Возгласы возмущения, среди которых ясно различались ругательства, посыпались на смутьянов, которые, изложив свое дело, низко кланялись архиепископу. А тот не мог удержать улыбки, к вящему удовольствию прихожан, занимавших скрипучие галереи. Молодые бунтари в равной мере вызвали симпатии и вольномыслящего прелата, и горожан, ненавидевших сытых каноников и подневольный труд.
– Бездельники! – с презрением обрушился на семинаристов патер Игнаций. – Чему вас учить?
– Всему, что может помочь народу, – отрубил Иван.

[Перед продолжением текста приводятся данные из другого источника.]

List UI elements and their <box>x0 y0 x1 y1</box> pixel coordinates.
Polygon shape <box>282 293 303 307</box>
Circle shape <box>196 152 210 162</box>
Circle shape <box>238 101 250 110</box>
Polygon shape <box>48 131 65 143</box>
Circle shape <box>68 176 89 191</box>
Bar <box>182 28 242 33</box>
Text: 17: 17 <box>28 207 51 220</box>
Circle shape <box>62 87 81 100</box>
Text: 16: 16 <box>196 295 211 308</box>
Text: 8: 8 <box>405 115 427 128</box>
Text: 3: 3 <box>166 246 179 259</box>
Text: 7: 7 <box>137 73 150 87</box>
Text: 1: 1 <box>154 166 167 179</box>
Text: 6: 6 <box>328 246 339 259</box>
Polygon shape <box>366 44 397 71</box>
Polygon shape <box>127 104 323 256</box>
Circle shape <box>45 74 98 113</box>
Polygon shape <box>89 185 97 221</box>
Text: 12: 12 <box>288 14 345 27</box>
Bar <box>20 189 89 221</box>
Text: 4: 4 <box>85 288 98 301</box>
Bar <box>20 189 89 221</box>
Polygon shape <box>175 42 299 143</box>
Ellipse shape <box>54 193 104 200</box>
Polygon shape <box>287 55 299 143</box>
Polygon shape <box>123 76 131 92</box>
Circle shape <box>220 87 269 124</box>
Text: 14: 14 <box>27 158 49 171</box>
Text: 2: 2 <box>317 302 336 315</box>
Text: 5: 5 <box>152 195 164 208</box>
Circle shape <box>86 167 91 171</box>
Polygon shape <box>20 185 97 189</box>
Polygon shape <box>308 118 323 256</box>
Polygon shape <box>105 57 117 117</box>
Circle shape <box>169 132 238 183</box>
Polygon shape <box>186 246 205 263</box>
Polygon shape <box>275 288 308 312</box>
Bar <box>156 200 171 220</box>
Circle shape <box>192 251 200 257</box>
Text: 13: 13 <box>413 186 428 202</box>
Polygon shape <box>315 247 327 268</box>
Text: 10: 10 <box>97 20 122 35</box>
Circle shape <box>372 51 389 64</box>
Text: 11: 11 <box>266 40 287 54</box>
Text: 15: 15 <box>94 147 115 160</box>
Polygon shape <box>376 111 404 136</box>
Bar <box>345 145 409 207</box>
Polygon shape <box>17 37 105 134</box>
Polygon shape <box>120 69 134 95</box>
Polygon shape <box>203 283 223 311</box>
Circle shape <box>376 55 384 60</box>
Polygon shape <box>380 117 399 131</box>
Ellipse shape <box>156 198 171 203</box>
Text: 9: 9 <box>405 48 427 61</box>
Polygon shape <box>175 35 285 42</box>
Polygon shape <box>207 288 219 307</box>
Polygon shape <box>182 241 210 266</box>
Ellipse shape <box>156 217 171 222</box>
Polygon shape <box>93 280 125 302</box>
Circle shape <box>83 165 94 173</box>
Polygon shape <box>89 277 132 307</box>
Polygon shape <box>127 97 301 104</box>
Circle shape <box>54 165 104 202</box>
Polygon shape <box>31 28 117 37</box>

– Философии, – смутился другой, Матей.
Архидьякон собора в вопросах воспитания разделял точку зрения иезуитов. Этих ослов надо учить палками, отнюдь не логикой. А капитул, использовавший силу своих юных питомцев для полива пересохших полей, не колеблясь, воспринял их протест как явное и неслыханное богохульство. В конце концов, чем эти зеленые юнцы могли засвидетельствовать свою преданность церкви? И каноник Петр постарался избавить архиепископа от напрасного труда, который, по всей вероятности, не уродится добрым плодом, поскольку чем ученее считается человек в этих краях, тем он распущеннее, а ученые титулы к тому ж подольют масла в огонь, да помимо всего прочего, в тесном городе для этого не найдется ни подходящего здания, ни учителей.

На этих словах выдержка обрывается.